Halkın aşırı hürmet ve ikramından son derece rahatsız olan Şeyh Hamid Hazretleri, kısa süre sonra Bursa’yı terk etmiş, Kayseri’ye doğru yola çıkıvermişti.

ÂHİRETİN BÂKÎ MEYVELERİ

Darende’de bulunduğu sırada dost ve müridlerinden bir derviş, iki parça tarlasından birini Şeyh Hamid hesabına, diğerini kendi adına ekmişti. Şeyhi için ektiği tarladan bir tek tane çıkmamış, kaderin hükmü ile tarlanın mahsûlü telef olmuştu. Fakat kendi için ektiği tarlanın ürünü fevkalâde idi. Somuncu Baba, bir gün ekili tarlalara giderek;

“–Bunların hangisi bizim?” diye sordu. Derviş, şeyhine ayırdığı tarladaki durumdan utanarak, kendisine ait tarlayı;

“–İşte sizinki bu!” diyerek ona göstermişti. Somuncu Baba bu hâle üzülerek, şöyle söyledi:

“–Dünya tarlasından verimli mahsul almak, berhudârlık işareti değil, günah tohumunun yeşermesidir!”
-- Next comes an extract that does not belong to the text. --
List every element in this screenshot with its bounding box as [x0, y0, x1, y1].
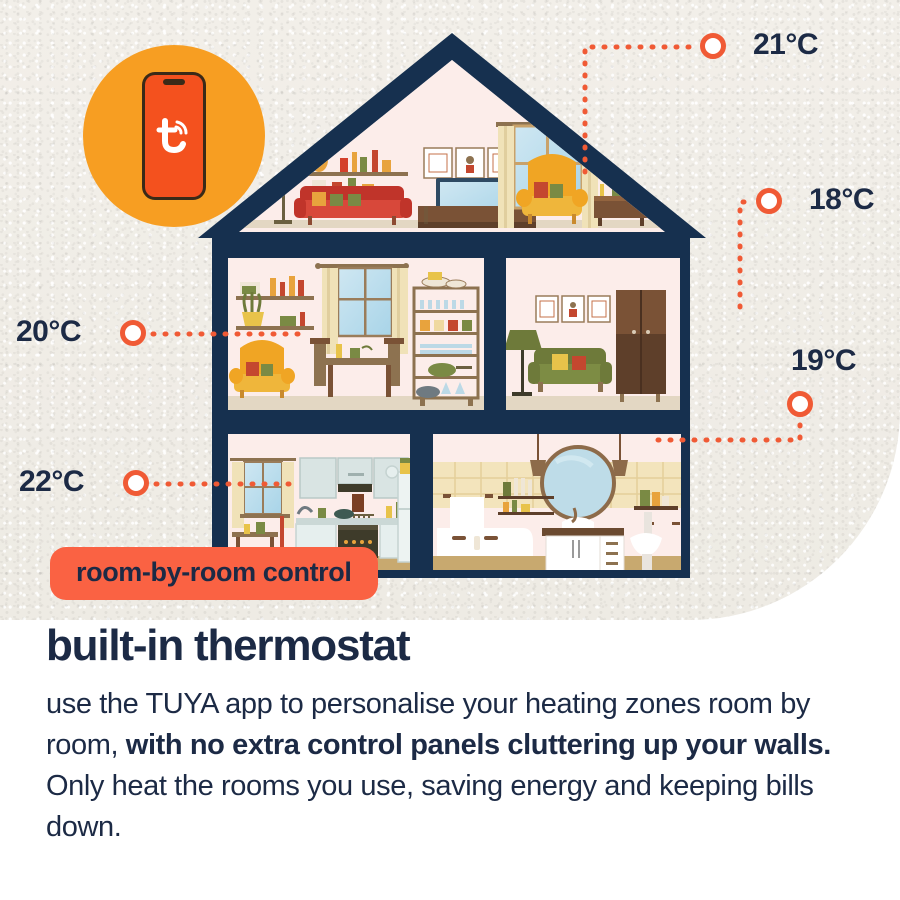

O, âhiretin bâkî meyvelerini dünyada yemek istemiyordu…
***
Yıllar içinde Anadolu’nun birçok bölgesi Somuncu Baba’yı kendinden kabul etmişti. Kayseri, babası Şemseddin Musa’ya; Aksaray, oğlu Yusuf Hakikî’ye (Baba Yusuf); Bursa, evi, çilehanesi ve fırınına; Darende ise cami, tevhidhane ve türbesine sahip çıkmıştır.

___________________

1 Halvetiye’nin bir kolu sayılır.
2 Melâmet; Hakk’a yakınlığını hâl ve kıyafetiyle teşhir etmeyi düşünmeyen, ubûdiyet vazifesini sessiz sedasız yerine getiren, görünürde halk, gönülde Hak’la beraber olan «ehlullâh»ın meşrebidir.
3 Bursa’da Molla Fenârî Mahallesi’ndeki evi, çilehanesi, zikir odası ve iki küçük fırını varlığını hâlâ korumakta, halk tarafından büyük bir ilgiyle ziyaret edilmektedir.